Starved for crucial armaments to resist Assad’s blitzkrieg, rebels gravitated towards the more superior-funded Islamist brigades. Unimpeded, Assad implemented a brutal scorched earth policy, traumatizing civilians, and breeding space for jihadism to flourish. Fred Hof, a former state department official, described the Assad-Daesh collusion as one that was united in achieving their top tactical priority: to extinguish the Syrian nationalist opposition.

Wither Syrians?

Noticeably absent in the grand theater of geopolitics have been the Syrian people themselves. Their perspectives have been regularly sidelined from conversations about the fate of the Assad regime, Daesh, and the refugee crisis.

For the first time in four decades of Ba’athist rule, Syrians had participated in daring democratic experiments of self-organization in their daily lives through local councils. During an abridged yet immensely impactful service to the revolution, Damascene anarchist Omar Aziz provided an enduring example of radical grassroots organizing to have emerged from the turbulence of the Arab Spring.

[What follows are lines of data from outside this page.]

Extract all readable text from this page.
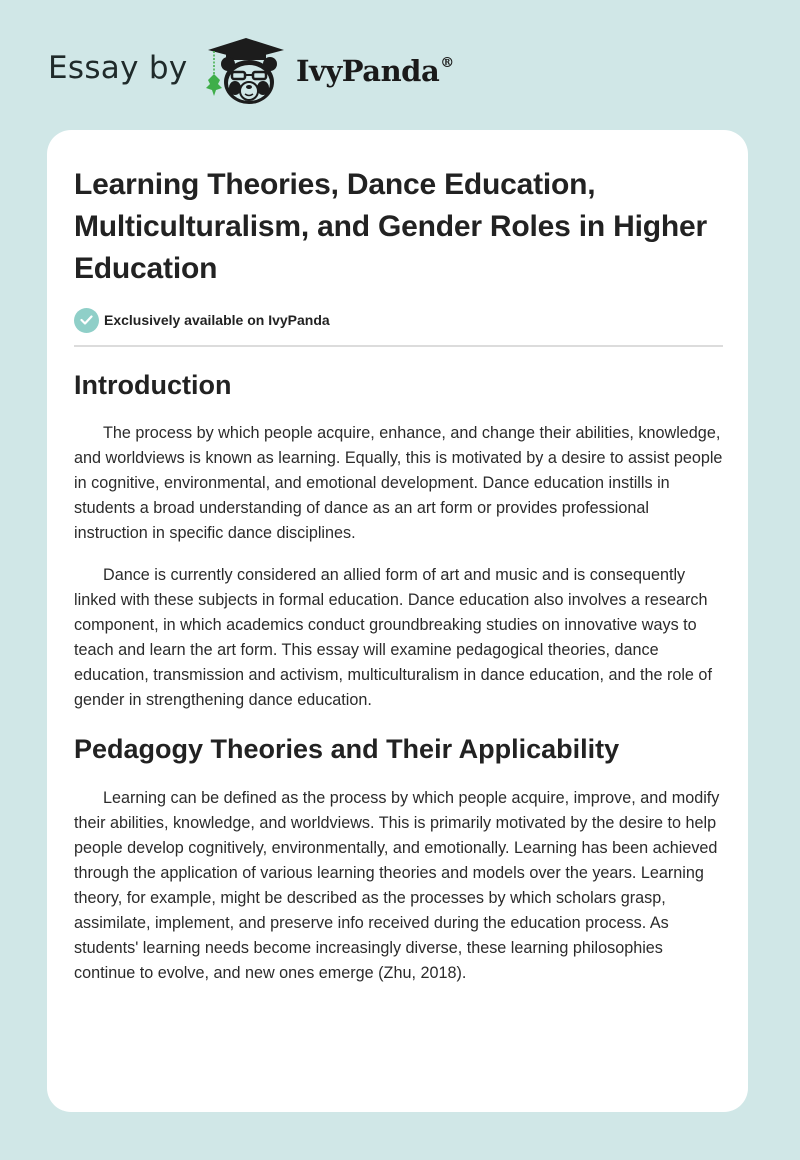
Essay by	IvyPanda®
Learning Theories, Dance Education, Multiculturalism, and Gender Roles in Higher Education
Exclusively available on IvyPanda
Introduction

The process by which people acquire, enhance, and change their abilities, knowledge, and worldviews is known as learning. Equally, this is motivated by a desire to assist people in cognitive, environmental, and emotional development. Dance education instills in students a broad understanding of dance as an art form or provides professional instruction in specific dance disciplines.

Dance is currently considered an allied form of art and music and is consequently linked with these subjects in formal education. Dance education also involves a research component, in which academics conduct groundbreaking studies on innovative ways to teach and learn the art form. This essay will examine pedagogical theories, dance education, transmission and activism, multiculturalism in dance education, and the role of gender in strengthening dance education.

Pedagogy Theories and Their Applicability

Learning can be defined as the process by which people acquire, improve, and modify their abilities, knowledge, and worldviews. This is primarily motivated by the desire to help people develop cognitively, environmentally, and emotionally. Learning has been achieved through the application of various learning theories and models over the years. Learning theory, for example, might be described as the processes by which scholars grasp, assimilate, implement, and preserve info received during the education process. As students' learning needs become increasingly diverse, these learning philosophies continue to evolve, and new ones emerge (Zhu, 2018).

However, in the context of ongoing revolution, the necessity of the immediate present understandably outweighs the necessity of long-term alternative political configurations that can be the foundation for a post-Assad Syria. What ordinary Syrians achieved under the most demanding of circumstances, whether in the face of brutal regime violence or apocalyptic Islamism has been remarkable.

In a post-conflict future, only Syrians can and should be the agents of their emancipation. What is certain is that no oppositional settlement can be feasible as long as Assad – the purveyor of death to over 90% of Syrian lives taken in the war – remains in power.

The inconsistent, hypocritical moral handwringing is apparent when a ‘war on terror’ narrative strangles the Syrian revolution. Interesting how it is acknowledged that occupation, whether in Palestine or Iraq, can fuel extremism but somehow Ba’athist massacres do not. Counter-revolution does not exist in a bubble; when you starve people of liberty and justice, along with quashing their right to defend themselves from a superior military force, the consequences are dreadfully similar.

 

Amar Diwakar a writer and research consultant with Global Risk Intelligence. Amar has an MSc in International Politics from SOAS, University of London.